Gmail exploded in less than a year from just another Web e-mail player to an advertising-financed scheme that incorporates the same tools that cost several hundreds of dollars per computer in ad-free Microsoft Office.

Gmail comes with an associated Calendar module that mimics much of the scheduling and meeting invitation features of Microsoft's Outlook for Office. Gmail's own address book service has most of the features of Microsoft Outlook's Contacts module.

Gmail also permits live chats and even voice mail for those with microphones plugged in.

Months ago, Google added an Excel compatible spreadsheet program that works in a browser and lets users handle the great bulk of computational and data tracking done in Microsoft Office.



Writely versus Word

As the icing on the virtual cake, Google has added Writely, a move that has been long anticipated by everybody from us propellerheads to Wall Street shakers, who now clearly see how Google is confronting Microsoft with the first real challenge that its enormously successful Office franchise has ever faced.

For two decades, Microsoft has squeezed trainloads of cash out of corporations and households alike, selling its productivity software that long enjoyed a giant advantage because the maker of the Windows operating system built it.

This gave Microsoft's software writers far better knowledge than others of the underlying operating system, and the result was that Word, Excel and Outlook really were better than its few challengers.

However, the gatekeepers of Google saw that the Internet itself was actually a great global operating system in its own right because one can create software that uses Web browsers instead of a computer user's own machine to do the work.

At first, all Web programmers could do was use a primitive set of instructions called HTML to tell a browser to put a headline of specified type and format above a block of text to display a picture or two along with hot links to other pages.

Soon after, non-Microsoft programmers expanded HTML to include bits of code that acted like programs running on a computer's operating system. The first to gain major attention was the Java system of instructions, called scripts, that forced a browser to do things like display animations, do arithmetic and take orders for whatever the Web site owner was selling.

Most recently, a system called Ajax came along to permit the most sophisticated of enhancements, like something I just did with the text I'm writing for this column. I am working in Microsoft Office on a PC and I used Windows to display the Word screen alongside a blank Writely document in my Web browser connected to Google's service. I am able to paint text in Word and then use the mouse to drag and drop that text directly into the Writely document.

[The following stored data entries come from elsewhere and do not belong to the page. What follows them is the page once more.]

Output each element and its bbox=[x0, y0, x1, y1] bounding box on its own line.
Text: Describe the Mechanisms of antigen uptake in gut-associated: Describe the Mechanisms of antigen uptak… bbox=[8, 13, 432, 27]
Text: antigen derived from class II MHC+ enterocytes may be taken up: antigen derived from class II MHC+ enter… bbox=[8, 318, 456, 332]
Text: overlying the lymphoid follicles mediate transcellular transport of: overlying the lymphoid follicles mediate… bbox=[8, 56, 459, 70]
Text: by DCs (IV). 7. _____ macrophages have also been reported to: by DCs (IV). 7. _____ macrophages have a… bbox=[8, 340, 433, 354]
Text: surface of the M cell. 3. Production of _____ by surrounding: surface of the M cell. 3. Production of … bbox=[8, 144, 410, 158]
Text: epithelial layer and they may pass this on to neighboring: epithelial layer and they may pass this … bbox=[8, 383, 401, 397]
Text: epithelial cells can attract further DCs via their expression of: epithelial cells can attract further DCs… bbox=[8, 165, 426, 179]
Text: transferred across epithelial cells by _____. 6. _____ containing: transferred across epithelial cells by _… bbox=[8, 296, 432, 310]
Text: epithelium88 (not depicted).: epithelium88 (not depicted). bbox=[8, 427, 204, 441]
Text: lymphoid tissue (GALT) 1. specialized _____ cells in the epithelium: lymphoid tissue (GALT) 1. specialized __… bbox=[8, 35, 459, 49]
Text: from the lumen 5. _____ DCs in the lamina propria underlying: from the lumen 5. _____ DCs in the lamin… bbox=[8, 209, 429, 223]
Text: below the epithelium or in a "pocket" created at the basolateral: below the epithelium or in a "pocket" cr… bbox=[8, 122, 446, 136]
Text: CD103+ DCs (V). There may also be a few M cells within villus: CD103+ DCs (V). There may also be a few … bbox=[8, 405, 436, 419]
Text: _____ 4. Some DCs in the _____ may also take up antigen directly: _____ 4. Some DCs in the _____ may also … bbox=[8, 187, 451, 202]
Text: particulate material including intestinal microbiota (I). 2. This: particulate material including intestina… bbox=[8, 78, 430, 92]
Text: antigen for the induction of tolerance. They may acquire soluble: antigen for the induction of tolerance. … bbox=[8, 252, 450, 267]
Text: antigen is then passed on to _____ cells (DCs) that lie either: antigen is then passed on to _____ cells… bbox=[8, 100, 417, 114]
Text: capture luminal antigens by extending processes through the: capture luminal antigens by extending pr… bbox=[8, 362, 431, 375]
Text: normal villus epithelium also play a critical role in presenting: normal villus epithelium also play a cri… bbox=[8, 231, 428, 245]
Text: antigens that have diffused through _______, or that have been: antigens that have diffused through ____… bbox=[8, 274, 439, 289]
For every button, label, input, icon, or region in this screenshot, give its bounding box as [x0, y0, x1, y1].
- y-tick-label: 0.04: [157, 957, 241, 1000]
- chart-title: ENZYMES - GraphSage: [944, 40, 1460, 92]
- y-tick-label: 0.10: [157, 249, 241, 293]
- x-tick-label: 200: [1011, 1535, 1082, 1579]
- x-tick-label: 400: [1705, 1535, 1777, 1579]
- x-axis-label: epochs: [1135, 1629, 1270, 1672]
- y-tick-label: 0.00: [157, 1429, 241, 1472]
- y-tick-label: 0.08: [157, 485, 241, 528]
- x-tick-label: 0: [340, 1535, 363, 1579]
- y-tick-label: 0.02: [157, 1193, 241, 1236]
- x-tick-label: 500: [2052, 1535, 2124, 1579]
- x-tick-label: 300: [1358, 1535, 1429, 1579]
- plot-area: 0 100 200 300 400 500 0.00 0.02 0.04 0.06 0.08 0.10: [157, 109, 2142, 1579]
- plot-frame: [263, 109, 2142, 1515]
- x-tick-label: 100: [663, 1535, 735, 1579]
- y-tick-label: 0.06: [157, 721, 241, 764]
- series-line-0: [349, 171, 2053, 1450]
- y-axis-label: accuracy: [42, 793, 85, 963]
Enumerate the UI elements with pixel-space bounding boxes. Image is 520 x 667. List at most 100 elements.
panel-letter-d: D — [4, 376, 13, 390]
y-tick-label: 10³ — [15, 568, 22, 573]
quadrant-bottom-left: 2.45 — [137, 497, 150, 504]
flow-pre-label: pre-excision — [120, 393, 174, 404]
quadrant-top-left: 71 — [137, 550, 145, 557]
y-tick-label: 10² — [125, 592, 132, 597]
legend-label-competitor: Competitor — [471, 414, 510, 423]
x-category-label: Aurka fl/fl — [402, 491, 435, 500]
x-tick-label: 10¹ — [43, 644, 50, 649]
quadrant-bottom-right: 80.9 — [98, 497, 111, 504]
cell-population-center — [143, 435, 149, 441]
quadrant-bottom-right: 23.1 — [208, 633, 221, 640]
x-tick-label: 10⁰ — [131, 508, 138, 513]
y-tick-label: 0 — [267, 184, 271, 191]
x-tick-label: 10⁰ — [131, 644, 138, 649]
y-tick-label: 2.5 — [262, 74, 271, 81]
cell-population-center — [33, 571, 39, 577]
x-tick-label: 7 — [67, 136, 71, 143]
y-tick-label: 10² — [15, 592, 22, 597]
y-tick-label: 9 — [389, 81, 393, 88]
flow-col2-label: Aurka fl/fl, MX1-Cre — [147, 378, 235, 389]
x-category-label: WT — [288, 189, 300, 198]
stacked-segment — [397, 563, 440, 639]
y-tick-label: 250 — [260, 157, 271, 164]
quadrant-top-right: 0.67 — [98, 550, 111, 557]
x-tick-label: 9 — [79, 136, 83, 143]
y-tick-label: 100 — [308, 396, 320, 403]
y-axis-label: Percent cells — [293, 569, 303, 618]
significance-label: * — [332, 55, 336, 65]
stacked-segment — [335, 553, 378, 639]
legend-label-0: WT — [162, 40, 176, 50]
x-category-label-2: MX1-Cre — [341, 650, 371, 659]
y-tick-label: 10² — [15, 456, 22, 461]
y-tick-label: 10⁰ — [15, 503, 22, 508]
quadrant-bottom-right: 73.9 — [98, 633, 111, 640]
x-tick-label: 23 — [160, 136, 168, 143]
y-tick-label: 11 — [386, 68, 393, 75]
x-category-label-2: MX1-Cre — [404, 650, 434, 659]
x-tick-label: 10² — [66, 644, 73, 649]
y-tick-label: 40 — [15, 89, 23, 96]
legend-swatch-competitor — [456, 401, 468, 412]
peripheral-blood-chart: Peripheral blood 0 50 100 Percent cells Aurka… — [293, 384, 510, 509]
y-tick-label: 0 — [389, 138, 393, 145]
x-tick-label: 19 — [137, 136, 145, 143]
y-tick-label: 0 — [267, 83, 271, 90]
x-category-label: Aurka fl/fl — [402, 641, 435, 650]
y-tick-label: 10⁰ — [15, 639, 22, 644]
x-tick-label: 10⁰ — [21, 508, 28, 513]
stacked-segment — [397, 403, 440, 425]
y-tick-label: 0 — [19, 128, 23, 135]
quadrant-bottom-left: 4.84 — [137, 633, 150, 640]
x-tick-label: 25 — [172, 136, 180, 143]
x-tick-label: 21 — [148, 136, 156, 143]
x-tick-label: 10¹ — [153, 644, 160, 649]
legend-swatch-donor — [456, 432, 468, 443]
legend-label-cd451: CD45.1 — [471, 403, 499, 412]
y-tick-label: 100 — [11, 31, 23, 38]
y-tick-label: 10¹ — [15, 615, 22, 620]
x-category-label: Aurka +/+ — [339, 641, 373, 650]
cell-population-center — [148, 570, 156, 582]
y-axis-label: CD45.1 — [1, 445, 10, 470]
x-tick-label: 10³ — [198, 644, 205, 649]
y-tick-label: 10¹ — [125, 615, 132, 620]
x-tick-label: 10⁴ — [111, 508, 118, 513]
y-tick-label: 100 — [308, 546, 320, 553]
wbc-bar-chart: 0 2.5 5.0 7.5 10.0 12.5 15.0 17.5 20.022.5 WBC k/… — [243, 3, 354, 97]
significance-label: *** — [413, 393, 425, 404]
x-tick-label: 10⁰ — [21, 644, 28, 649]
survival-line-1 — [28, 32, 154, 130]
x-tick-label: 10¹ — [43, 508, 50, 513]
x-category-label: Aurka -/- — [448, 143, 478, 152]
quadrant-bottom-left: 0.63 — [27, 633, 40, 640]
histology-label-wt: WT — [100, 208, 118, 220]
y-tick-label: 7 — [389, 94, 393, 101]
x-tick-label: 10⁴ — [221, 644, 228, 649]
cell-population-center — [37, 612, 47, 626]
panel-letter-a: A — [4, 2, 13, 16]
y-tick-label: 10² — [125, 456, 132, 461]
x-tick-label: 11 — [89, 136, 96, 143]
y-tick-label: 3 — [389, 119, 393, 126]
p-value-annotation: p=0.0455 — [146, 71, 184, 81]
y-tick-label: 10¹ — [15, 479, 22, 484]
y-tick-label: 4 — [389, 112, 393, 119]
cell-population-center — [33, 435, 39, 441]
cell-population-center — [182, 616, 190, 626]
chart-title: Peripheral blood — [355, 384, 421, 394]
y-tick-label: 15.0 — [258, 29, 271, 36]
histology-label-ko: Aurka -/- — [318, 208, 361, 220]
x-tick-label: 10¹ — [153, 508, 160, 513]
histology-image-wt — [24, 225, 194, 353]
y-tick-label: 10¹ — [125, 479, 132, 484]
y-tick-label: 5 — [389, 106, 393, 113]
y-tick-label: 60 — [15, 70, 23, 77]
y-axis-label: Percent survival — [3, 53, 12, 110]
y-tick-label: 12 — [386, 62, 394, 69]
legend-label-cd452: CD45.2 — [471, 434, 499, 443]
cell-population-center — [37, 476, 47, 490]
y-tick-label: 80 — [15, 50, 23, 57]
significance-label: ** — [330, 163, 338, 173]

This means that not only does Google offer a free set of tools that can replace Microsoft Office, but the Google tools are able to work within Office as well as totally outside.



Microsoft versus open source

Microsoft didn't get to where it is by being a fiefdom of fools, and the company lashed out on many fronts trying to slow down this kind of competition by offering its own stuff. Most notable were a scripting language called ActiveX and alterations of Microsoft products, such as the Visual Basic programming language to create code to operate in Web browsers.

But all of these Microsoft efforts have been eclipsed in recent years by so-called open source competition capable of wonders like the aforementioned Ajax.

The result is that Microsoft has made a huge about-face and rebuilt Office into a splendid Web-centered showpiece of programming now in advanced Beta status that does much to handle its own documents and services through connections to the Internet instead of just on a single computer or one company's network.

But with the release of Writely, Google rounds out a free package of Office killers--albeit advertising-laced tools--that mimic and challenge Microsoft's costly productivity product as it never has been confronted before.